Les chefs de la Mecque avaient alors tenté de discréditer Muhammad. Outre l'accusation (1) que Muhammad se mettait à détruire les coutumes et la religion traditionnelle de son peuple, une autre charge (2) était que Muhammad était un poète ou un devin (cfr. Q 21:3,5; 52:29-30). Cette charge est réfutée par cette déclaration: "Non, car nous savons la poésie sous toutes ses formes". Mais l'argument des critiques de Muhammad était que les poètes, tout comme les devins et les sorciers, étaient fous ou possédés (cfr. Q 37:36). Comme les Mecquois n'accordaient pas que son inspiration lui soit venue de Dieu, ils proposèrent que cela provenait des génies (cfr. Q 7:184; 15:6; 69:42), et donc il n'était pas nécessaire de prendre le Qur'ân au sérieux.

Une autre accusation (3) montrait que le Qur'ân était un emprunt: "C'est juste une contrefaçon qu'il avait inventé avec le concours des autres, des histoires d'antan qu'il écrivait pendant qu'on le lui dictait matin et soir" (Q 25:4-5; cfr. 68:15). "Un être humain lui apprend" (16:103).

En réponse aux critiques selon lesquelles Muhammad avait copié des autres, le Qur'ân dit dans le récit de Marie: "Voilà l'information sur l'inconnu que nous te révélons. Vous n'étiez pas là quand ils ont partagé le sort.." (3:44). Cette même affirmation est faite au sujet des histoires de Noé (11:49), Joseph (12:102) et Moïse (28:44-46).

Muhammad avait d'énormes occasions pour discuter de la religion avec les Juifs et les Chrétiens. Certains d'entre eux sont nommés par ses biographes. Muhammad n'avait pas bien lu la Bible (Q 29:48), qui n'était même pas encore traduite en arabe. La plupart des gens apprenaient la Bible en écoutant les histoires bibliques, à la manière dont ils apprenaient la poésie arabe et les contes traditionnels. Ces contes ont naturellement changé et les apocryphes y ont été ajoutés, comme on le voit dans le Qur'ân. L'originalité de Muhammad ne peut s'étendre qu'aux enseignements sur lesquels les contes insistaient et à la langue et au style arabe.

Quant à l'accusation (4) que Muhammad avait inventé lui-même les narrations coraniques, Muhammad rétorqua en défiant ses critiques de "produire une histoire semblable" (Q 52:34). Plus tard il les défia de produire "dix sûras" (11:13) ou même "une seule sûra" (10:38) semblable à celles qu'il avait produites, ou "un livre qui soit mieux orienté" (28:49). Le Qur'ân était présenté comme un miracle littéraire, la plus grande ou même l'unique preuve que Muh-ammad était le vrai prophète de Dieu (Q 17:88).
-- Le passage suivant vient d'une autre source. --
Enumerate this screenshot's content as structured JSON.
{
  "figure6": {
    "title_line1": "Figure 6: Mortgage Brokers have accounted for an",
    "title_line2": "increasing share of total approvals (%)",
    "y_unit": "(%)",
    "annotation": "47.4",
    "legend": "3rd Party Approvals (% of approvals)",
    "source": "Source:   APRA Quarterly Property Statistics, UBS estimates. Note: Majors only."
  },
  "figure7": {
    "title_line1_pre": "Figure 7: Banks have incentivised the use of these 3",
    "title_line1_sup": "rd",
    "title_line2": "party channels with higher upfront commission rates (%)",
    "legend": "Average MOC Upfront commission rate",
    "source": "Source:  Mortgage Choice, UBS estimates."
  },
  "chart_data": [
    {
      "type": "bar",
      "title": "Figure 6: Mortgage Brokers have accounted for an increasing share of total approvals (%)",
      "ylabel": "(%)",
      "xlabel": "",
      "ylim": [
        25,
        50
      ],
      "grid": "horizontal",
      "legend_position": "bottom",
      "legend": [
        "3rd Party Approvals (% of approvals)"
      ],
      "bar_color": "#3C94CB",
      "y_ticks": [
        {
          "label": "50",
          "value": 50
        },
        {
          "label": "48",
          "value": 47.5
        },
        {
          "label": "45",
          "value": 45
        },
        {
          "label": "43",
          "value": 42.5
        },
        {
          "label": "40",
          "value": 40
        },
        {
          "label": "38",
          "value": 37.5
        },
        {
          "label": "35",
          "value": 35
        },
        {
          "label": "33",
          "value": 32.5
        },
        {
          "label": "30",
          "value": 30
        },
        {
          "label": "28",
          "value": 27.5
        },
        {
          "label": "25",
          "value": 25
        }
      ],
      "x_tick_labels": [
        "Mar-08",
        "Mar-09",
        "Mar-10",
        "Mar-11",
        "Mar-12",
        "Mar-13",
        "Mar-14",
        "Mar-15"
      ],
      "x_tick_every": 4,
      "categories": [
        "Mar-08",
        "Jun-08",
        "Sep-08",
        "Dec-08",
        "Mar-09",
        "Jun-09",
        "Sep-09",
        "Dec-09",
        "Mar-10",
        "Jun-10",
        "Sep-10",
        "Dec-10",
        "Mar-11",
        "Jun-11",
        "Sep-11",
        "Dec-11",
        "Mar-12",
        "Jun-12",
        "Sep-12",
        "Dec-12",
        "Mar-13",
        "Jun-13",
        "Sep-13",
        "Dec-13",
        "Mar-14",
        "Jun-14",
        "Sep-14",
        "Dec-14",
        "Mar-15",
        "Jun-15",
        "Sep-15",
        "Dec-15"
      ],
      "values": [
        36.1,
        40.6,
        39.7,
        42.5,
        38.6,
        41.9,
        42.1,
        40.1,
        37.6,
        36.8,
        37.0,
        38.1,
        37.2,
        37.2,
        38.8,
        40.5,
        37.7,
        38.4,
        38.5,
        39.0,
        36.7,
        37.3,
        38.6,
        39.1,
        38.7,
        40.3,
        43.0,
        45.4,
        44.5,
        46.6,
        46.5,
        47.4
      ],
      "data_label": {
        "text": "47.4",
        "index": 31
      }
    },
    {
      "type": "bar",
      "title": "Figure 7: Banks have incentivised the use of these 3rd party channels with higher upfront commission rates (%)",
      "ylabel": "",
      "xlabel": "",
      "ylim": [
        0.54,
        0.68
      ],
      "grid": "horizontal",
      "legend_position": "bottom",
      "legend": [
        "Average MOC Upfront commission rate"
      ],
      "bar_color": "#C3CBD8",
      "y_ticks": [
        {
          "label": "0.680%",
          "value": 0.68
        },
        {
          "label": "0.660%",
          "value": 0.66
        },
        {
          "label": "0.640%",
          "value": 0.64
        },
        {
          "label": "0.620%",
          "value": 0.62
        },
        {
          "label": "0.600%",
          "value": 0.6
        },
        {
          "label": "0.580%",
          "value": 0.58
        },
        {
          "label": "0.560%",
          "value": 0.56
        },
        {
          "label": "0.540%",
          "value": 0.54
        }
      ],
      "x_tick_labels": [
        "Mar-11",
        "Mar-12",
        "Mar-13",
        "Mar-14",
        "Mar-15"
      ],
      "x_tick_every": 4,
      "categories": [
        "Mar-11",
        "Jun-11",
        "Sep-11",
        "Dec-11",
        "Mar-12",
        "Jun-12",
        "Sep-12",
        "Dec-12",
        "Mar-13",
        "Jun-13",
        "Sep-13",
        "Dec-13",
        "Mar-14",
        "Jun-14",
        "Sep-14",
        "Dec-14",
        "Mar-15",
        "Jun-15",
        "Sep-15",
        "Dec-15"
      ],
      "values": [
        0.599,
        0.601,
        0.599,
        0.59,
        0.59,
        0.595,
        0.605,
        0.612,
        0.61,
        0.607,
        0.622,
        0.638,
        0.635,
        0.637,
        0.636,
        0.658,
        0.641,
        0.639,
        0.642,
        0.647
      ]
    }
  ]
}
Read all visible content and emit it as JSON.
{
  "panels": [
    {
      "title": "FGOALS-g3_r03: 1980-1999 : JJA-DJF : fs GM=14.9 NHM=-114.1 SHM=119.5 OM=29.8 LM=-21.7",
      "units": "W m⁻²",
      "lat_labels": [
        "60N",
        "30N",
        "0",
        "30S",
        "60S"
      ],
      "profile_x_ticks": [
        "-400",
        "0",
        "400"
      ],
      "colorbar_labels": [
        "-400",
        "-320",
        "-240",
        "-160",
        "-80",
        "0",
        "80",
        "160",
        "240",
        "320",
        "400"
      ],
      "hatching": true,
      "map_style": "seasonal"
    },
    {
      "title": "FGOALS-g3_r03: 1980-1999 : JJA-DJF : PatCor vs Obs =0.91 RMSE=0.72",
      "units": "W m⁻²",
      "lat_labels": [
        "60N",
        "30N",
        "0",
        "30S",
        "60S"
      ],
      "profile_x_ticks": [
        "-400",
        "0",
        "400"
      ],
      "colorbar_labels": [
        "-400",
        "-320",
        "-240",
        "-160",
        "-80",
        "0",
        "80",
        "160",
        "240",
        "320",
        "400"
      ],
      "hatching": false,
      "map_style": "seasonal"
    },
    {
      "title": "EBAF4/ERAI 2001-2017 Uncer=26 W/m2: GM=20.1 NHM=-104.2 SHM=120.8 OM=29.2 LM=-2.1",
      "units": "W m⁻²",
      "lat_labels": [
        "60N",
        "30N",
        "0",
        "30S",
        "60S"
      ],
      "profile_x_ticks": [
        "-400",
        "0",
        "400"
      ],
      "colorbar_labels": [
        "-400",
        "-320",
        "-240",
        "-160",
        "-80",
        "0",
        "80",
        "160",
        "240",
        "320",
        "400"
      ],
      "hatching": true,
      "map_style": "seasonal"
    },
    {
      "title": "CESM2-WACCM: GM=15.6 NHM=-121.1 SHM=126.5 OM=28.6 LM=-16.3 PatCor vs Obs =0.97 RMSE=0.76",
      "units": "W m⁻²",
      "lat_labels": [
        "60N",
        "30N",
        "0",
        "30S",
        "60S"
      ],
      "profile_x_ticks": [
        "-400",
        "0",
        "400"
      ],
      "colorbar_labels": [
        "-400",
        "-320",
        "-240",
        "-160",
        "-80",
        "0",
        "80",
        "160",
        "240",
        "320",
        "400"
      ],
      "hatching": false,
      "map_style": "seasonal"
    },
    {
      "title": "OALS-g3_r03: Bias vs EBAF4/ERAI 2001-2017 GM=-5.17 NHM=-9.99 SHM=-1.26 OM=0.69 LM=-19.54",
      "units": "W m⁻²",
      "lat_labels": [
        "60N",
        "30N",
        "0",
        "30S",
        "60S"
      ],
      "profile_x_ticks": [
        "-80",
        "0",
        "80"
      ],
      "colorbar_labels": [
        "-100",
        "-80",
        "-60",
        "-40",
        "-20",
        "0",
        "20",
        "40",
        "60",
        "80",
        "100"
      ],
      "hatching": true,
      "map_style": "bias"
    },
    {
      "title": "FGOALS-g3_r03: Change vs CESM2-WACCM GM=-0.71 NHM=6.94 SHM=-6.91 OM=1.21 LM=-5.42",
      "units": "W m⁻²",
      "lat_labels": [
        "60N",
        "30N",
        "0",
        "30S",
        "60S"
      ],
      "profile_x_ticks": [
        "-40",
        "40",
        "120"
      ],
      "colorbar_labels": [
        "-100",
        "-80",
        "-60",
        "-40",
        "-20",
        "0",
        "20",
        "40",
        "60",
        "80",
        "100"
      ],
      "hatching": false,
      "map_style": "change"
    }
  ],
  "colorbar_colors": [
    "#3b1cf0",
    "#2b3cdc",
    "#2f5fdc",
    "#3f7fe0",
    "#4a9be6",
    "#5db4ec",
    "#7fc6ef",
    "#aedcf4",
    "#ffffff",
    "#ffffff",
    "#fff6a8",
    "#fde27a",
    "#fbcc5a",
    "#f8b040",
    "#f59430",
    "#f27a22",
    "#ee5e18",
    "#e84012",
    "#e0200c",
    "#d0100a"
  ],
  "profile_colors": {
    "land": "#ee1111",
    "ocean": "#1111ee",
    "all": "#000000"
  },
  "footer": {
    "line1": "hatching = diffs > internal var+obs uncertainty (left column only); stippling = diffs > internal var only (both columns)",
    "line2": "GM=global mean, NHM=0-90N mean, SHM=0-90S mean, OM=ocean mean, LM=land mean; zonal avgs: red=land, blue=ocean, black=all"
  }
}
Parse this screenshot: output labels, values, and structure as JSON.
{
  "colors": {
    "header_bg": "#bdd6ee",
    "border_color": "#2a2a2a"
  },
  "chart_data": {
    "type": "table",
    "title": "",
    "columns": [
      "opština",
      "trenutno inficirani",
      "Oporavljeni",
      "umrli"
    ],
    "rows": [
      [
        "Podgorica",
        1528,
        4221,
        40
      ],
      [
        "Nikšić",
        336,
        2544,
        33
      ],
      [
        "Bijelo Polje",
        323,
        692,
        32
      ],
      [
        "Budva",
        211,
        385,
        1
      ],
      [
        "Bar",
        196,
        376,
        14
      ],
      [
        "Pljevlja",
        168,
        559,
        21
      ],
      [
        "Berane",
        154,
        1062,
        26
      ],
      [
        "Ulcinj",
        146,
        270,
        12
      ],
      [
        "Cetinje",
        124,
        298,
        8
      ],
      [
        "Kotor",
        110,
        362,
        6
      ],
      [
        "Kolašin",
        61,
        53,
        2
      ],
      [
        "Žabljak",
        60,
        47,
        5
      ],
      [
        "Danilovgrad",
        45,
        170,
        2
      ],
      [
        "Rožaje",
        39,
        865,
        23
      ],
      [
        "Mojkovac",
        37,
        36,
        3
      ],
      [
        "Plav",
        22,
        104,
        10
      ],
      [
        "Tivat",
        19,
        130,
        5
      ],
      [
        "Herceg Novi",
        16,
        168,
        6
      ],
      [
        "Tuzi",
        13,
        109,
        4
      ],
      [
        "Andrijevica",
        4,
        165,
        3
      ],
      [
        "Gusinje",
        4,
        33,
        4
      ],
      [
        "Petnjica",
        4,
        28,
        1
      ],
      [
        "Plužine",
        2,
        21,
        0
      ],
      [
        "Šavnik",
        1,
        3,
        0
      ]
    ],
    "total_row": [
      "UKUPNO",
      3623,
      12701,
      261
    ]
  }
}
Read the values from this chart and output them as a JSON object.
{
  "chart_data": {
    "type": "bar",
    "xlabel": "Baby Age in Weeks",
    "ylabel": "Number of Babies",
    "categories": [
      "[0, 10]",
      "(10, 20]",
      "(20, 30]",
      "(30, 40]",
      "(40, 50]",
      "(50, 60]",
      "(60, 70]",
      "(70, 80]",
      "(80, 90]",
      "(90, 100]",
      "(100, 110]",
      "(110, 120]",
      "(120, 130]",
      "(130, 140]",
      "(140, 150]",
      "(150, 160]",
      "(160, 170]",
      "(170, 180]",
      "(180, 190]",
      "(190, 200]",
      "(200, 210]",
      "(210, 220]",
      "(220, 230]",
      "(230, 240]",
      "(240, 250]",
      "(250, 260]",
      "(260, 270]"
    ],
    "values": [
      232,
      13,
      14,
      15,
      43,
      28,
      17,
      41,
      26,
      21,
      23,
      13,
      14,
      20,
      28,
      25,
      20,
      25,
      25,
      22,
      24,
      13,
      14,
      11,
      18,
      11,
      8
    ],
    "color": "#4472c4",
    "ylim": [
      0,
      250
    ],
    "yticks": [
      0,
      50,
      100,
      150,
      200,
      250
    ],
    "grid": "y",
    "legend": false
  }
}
Quand les Mecquois ont vu qu'ils ne gagnaient rien de cette guerre des mots, ils ont fait recours à une persécution ouverte. Les esclaves et toutes personnes qui n'étaient pas protégées furent torturés et certains furent par conséquent morts. D'autres ont cédé à la pression et dissimulé leur foi. Le Qur'ân (16:106) pardonne aux Musulmans qui renoncent ouvertement à leur foi sous persécution tout en conservant leur croyance dans leurs coeurs.

QUESTIONS:

  1. Pourquoi les autorités de la Mecque se mettaient-elles à défendre la religion traditionnelle?
  2. Discutez de la réaction des premiers Musulmans aux attaques.
  3. Discutez de l'expérience de compromission avec les Mecquois.
  4. Evaluez les accusations que les Mecquois ont avancées pour discréditer les affirmations de Muhammad.